Start talking money in the millions and billions and I can’t quite wrap my mind around that many dollars.
But when Lamar County begins attracting companies willing to invest $450 million in a solar energy farm, it piques my interest. And, when one of our county school districts could receive $100 per student per year for the next 10 years in addition to what it receives from local taxes and state funds, I become even more interested.
In fact, I become obsessed with finding out all I can about a program, I’m ashamed to say, I didn’t even know existed.
Needless to say, I’ve been stalking the internet and bugging state officials to find out more about this Chapter 313 section to the state’s property tax code, also known as the Texas Economic Development Act passed by lawmakers in 2001 to help school districts with additional funding and to convince large companies to invest in Texas.
Superintendent Jeff Ballard of Prairiland ISD, the expected recipient of a windfall of funds from two different solar projects, should be happy to know I’ve learned his district won’t be penalized by the Texas Education Agency for receiving the extra dollars.
I went directly to the horse’s mouth with my questions and, surprisingly, got to talk with Al McKenzie, director of state funding with the Texas Education Agency.
He said TEA only considers a district’s appraised value when doling out state funds. Because of Chapter 313 and its provision for a 10-year value limitation agreement between investors and school districts, real values — like $450 million or $240 million, as is the case with two proposed farms in Prairiland ISD — don’t show up on property appraisal reports. Had I had this information in time, it would have been in a story published Tuesday.
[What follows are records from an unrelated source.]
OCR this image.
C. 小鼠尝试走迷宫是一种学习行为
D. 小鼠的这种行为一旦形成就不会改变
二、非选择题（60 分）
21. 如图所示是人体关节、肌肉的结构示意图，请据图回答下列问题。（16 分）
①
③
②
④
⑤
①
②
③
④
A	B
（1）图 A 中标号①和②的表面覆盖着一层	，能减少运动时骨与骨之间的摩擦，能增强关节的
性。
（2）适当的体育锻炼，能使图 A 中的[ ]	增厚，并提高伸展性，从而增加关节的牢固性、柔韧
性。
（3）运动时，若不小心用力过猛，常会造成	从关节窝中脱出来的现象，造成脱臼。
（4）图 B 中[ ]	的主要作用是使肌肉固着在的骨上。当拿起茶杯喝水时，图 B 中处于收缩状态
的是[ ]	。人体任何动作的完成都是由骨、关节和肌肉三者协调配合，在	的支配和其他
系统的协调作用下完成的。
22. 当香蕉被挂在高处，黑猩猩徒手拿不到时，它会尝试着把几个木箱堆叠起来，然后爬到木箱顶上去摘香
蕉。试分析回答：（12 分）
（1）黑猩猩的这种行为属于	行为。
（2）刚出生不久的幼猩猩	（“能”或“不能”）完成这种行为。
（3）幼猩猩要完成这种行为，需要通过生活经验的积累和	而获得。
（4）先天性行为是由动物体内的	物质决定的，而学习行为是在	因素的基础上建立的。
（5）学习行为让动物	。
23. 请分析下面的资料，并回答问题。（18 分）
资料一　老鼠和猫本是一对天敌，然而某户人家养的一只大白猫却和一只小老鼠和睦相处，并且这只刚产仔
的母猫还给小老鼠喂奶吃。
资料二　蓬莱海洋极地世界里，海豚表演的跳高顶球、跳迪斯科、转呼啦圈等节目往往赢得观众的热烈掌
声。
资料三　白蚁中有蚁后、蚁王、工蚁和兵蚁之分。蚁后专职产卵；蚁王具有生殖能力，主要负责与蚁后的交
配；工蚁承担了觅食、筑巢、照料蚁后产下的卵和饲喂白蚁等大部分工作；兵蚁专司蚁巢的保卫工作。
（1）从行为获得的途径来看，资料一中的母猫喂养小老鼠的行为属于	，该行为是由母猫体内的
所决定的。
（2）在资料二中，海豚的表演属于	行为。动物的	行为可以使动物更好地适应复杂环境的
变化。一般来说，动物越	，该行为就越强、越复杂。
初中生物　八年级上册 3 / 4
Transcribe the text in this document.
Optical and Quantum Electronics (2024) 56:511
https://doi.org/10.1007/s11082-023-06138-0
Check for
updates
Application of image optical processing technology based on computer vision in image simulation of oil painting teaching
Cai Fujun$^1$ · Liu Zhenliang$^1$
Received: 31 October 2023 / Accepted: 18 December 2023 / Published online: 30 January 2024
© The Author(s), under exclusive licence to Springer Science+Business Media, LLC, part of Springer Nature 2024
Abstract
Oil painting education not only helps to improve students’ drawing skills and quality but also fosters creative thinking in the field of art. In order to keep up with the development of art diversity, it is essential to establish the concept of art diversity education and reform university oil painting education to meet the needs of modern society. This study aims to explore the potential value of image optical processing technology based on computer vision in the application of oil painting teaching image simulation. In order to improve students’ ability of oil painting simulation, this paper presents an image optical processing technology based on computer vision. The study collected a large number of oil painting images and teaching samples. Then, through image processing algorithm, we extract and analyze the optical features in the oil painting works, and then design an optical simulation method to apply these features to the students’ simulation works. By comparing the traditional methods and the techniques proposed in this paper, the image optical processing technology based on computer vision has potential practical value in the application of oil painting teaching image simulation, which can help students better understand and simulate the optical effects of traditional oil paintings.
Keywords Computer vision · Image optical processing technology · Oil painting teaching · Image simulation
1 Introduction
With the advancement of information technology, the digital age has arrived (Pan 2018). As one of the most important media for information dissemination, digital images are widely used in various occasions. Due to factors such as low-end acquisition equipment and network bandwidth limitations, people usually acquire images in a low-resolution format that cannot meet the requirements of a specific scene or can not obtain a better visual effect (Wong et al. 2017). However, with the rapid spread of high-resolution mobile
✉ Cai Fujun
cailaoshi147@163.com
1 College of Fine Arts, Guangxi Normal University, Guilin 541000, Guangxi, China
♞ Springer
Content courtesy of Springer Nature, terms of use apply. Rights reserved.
Between the time Chapter 313 became law through May 2016, there were 313 projects approved with companies investing $146.2 billion, according to a 2016 biennial report from the Texas Comptroller’s Office. Those companies received $7.1 billion in tax breaks. In the case of renewable energy projects such as wind and solar farms, companies returned 20 percent of their tax benefits back to school districts through supplemental payments such as those Prairiland expects to receive.
Although the program has found favor with lawmakers to date, Chapter 313 has its critics. A March 2016 Texas Observer report titled “Free Lunch” by Patrick Michels states, “Forget about the governor’s slush funds, (Texas Enterprise Fund and Emergency Technology Fund) the biggest corporate welfare program is one you’ve probably never heard of — and it’s growing every year.”
Maybe I’m not the only one who hasn’t heard about Chapter 313 after all. Check out the article and see why there’s a rush by firms such as the two dealing with Prairiland ISD to get applications approved before the Texas Legislature meets in January.
Although state Rep. Gary VanDeaver says he knows of no bills filed so far “that would limit or otherwise change the 313 statue ... there are concerns by some that this is a ‘carve out’ unfair to other taxpayers.
“As with everything else, my advice to someone considering this is to take advantage of current law because when the legislature is in session, anything can happen,” VanDeaver said.